Section 4069 provides the PBGC with a means to challenge transactions where the principal purpose of one or more of the parties is evasion of liability for ERISA pension obligations. Pursuant to these rules, if an entity has such a motive for entering a transaction, and the transaction occurs within five years of the termination of a pension plan maintained within the controlled group, that entity can be held liable for the unfunded obligations on plan termination. Essentially, Section 4069 allows the PBGC to bring a departing controlled group member back into the controlled group fold if the transaction that resulted in the exit had a principal purpose of evading pension obligations of the group.
Case Involving RG Steel
RG Steel, as the Debtor, commenced Chapter 11 bankruptcy proceedings on May 31, 2012, and filed a related debtor-in-possession financing motion ("DIP Financing Motion"). As part of the DIP Financing Motion, the Debtor sought approval of the grant of certain releases of claims against the Parent. The PBGC objected to the proposed releases to the extent the releases would impair or prejudice the PBGC's statutory rights, including its rights under ERISA that relate to unfunded pension obligations under Section 4069. In its objection, the PBGC noted the sale transaction in January 2012 pursuant to which Parent transferred a 25-percent ownership interest in the Debtor to a third party. That transaction resulted in Parent (with only a 75-percent remaining ownership interest) falling outside of the Debtor's controlled group of corporations. According to the PBGC, the sale transaction was undertaken to evade ERISA pension liabilities in violation of Section 4069 (i.e., presumably to break the controlled group). Therefore, notwithstanding the break-up of the ERISA controlled group, Parent should remain liable for pension obligations of the Debtors to the extent provided in Section 4069.

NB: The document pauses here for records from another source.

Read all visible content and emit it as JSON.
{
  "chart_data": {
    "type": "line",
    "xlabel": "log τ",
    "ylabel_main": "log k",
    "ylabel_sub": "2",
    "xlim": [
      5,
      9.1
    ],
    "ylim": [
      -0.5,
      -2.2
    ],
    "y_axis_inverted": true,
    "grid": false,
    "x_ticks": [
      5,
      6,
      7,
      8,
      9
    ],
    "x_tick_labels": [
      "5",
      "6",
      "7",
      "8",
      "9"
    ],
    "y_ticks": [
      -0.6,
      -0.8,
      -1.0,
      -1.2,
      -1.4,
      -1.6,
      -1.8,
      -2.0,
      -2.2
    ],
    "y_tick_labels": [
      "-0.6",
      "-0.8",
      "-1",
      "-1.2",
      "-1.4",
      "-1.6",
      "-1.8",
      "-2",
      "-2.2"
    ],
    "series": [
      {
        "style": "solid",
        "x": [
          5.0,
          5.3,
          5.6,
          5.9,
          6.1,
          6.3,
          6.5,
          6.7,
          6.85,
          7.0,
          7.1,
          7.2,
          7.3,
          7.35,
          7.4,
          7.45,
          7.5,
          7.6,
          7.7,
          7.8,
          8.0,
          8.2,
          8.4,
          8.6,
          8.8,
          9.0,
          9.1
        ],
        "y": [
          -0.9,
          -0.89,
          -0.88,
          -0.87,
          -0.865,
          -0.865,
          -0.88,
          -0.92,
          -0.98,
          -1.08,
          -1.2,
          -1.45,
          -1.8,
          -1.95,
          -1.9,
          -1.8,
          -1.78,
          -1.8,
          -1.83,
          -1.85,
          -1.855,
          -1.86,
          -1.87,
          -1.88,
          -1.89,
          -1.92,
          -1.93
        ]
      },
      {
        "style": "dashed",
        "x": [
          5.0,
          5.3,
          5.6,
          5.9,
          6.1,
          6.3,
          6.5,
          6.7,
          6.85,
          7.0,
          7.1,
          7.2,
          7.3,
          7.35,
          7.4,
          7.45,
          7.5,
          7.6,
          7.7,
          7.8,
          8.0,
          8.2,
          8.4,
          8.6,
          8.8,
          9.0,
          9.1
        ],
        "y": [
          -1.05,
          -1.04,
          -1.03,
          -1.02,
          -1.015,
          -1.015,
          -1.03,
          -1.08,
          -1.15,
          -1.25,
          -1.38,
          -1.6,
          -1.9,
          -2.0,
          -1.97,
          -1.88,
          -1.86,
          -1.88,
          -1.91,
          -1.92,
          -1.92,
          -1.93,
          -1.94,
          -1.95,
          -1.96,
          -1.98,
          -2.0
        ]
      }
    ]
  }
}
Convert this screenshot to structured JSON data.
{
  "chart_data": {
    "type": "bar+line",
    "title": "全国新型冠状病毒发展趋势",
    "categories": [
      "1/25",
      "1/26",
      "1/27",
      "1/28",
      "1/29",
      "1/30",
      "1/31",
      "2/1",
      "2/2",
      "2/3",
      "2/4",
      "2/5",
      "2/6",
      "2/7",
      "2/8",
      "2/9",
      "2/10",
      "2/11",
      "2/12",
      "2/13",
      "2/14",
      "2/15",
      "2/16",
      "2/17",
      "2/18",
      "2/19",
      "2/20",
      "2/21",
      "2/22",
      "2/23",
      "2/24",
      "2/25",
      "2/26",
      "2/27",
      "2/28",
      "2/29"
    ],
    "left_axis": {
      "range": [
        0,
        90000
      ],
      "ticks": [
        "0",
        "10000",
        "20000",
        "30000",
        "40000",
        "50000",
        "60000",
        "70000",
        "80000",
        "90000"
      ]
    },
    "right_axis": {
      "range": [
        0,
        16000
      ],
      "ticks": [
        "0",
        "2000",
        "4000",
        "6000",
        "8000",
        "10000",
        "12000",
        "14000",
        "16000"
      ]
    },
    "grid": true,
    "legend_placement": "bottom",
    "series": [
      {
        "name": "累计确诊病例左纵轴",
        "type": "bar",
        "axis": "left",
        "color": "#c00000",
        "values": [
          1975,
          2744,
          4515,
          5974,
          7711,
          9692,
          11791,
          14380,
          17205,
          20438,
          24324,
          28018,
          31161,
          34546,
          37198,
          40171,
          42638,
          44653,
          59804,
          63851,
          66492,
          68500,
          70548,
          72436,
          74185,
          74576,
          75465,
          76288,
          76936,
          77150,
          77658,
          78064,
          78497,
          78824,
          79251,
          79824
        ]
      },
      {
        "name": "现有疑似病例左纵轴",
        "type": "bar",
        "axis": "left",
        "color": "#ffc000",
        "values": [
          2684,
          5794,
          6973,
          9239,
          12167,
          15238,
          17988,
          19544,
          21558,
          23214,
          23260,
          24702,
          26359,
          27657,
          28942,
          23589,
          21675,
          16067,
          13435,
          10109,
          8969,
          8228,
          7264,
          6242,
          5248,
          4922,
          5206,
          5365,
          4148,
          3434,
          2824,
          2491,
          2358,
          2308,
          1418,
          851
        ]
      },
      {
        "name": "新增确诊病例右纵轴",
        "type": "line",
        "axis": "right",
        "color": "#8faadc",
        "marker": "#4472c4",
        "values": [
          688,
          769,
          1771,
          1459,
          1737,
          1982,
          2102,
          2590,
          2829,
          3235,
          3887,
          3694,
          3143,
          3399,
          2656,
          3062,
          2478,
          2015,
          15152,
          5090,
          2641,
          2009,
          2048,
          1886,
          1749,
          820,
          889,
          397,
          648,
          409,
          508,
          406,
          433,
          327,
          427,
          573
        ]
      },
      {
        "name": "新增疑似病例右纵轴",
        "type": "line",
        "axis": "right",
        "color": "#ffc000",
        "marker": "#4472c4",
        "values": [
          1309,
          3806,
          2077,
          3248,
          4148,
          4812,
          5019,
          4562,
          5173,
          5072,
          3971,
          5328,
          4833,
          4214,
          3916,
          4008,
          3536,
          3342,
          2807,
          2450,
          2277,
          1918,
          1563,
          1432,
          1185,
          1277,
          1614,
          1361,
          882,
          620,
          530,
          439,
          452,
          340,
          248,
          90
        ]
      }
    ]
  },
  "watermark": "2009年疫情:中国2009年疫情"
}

Implications of PBGC Claim
The RG Steel transaction apparently involved a bona fide third-party purchaser, and the PBGC did not otherwise present specific facts that would support a finding that the principal purpose of the transaction was evasion of ERISA pension liability. Thus, it is unknown whether it was the timing of the sale transaction itself in close proximity to the bankruptcy filing, or some other aspect of the transaction, which the PBGC believes raises an issue under Section 4069. Duane Morris will monitor this case as it progresses to see what additional facts come to light that are considered relevant by the PBGC, and what implications the outcome may hold for parties to a sale transaction (within or outside of bankruptcy proceedings) where one or more of the parties maintains an ERISA pension plan.